Untuk kedua kalinya, jawaban Sa’id bagaikan semilir angin yang mengusir hawa panas dari hati Umar. Memang beginilah seharusnya perilaku orang-orang solih tamatan madrasah Rosulullah -sholallahu ‘alaihi wasalam-. Mereka tidak memandang urusan dunia yang membuat mereka super sibuk sebagai uzur untuk melalaikan hak-hak Allah ta'ala.
Kesemrawutan problem sehari-hari, gejolak hidup yang tak lekas pergi, hiruk pikuk alam fana ini, serta beribu urusan yang lalu lalang di kepala mereka, semua itu akan mereda begitu malam tiba, berganti dengan nuansa khusyu’ berbalut alunan senandung al- qur’an. Rintihan lirih ketika bermunajat, isak tangis karena takut akhirat, berpadu dengan tasbih dan istighfar hingga penghujung malam, itu semua menjadi melodi tak terpisahkan dari kehidupan malam mereka. Andaisaja kita bisa menyaksikan langsung rupa mereka di pagi hari, niscaya kita akan melihat wajah-wajah berhiaskan garis-garis hitam membujur dari mata hingga pipi. Itulah bekas banjir air mata, saking banyaknya mereka menangis hingga aliran air mata meninggalkan bekas seperti parit di wajah.
“apalagi?”,Tanya Umar melanjutkan sidang.

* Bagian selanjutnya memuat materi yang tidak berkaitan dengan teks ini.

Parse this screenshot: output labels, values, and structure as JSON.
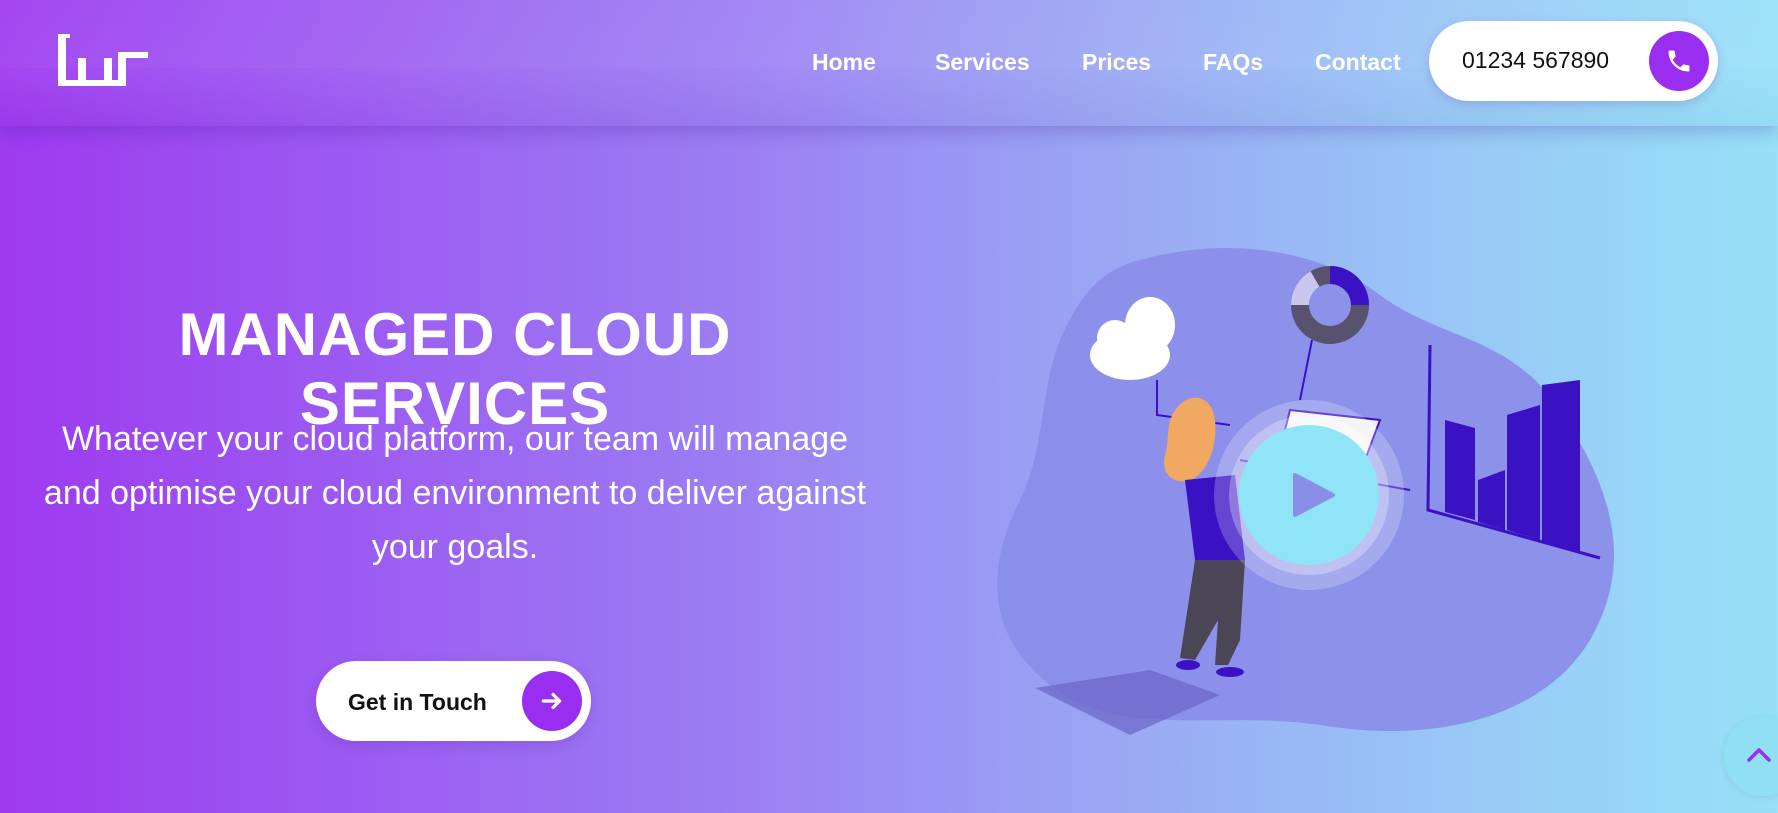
{
  "header": {
    "logo_icon": "brand-logo",
    "nav": [
      {
        "label": "Home"
      },
      {
        "label": "Services"
      },
      {
        "label": "Prices"
      },
      {
        "label": "FAQs"
      },
      {
        "label": "Contact"
      }
    ],
    "phone": {
      "number": "01234 567890",
      "icon": "phone-icon"
    }
  },
  "hero": {
    "title": "MANAGED CLOUD SERVICES",
    "subtitle": "Whatever your cloud platform, our team will manage and optimise your cloud environment to deliver against your goals.",
    "cta_label": "Get in Touch",
    "cta_icon": "arrow-right-icon",
    "play_icon": "play-icon"
  },
  "scroll_top_icon": "chevron-up-icon",
  "colors": {
    "accent": "#9a2ef0",
    "gradient_start": "#9d3af0",
    "gradient_end": "#97e0f8",
    "play_core": "#8fe5f7",
    "chart_bars": "#3a12c4"
  }
}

“dalam satu bulan, ada satu hari dimana dia tidak melayani kami sama sekali”,jawab mereka.
“apa pembelaanmu, Sa’id?”
“wahai amirul mukminin, aku tidak memiliki pelayan yang mencucikan pakaianku, dan juga aku tidak memiliki pakaian lain selain yang menempel di badanku ini. Oleh karenanya, aku mencuci pakaianku ini satu kali dalam sebualan. Pada hari itu aku mencucinya, kemudian aku menungguinya hingga mengering pada sore hari”, jawab Sa’id.
“apalagi?”, lanjut Umar kepada penduduk Hims.
“dia sering sekali mendadak pingsan tak sadarkan diri”, jawab mereka.
“apa tanggapanmu, Sa’id?”
“wahai amirul mukminin, aku telah menyaksikan dengan mata kepalaku sendiri bagaimana Khubaib Al-anshory menemui ajalnya”, jawab Sa’id.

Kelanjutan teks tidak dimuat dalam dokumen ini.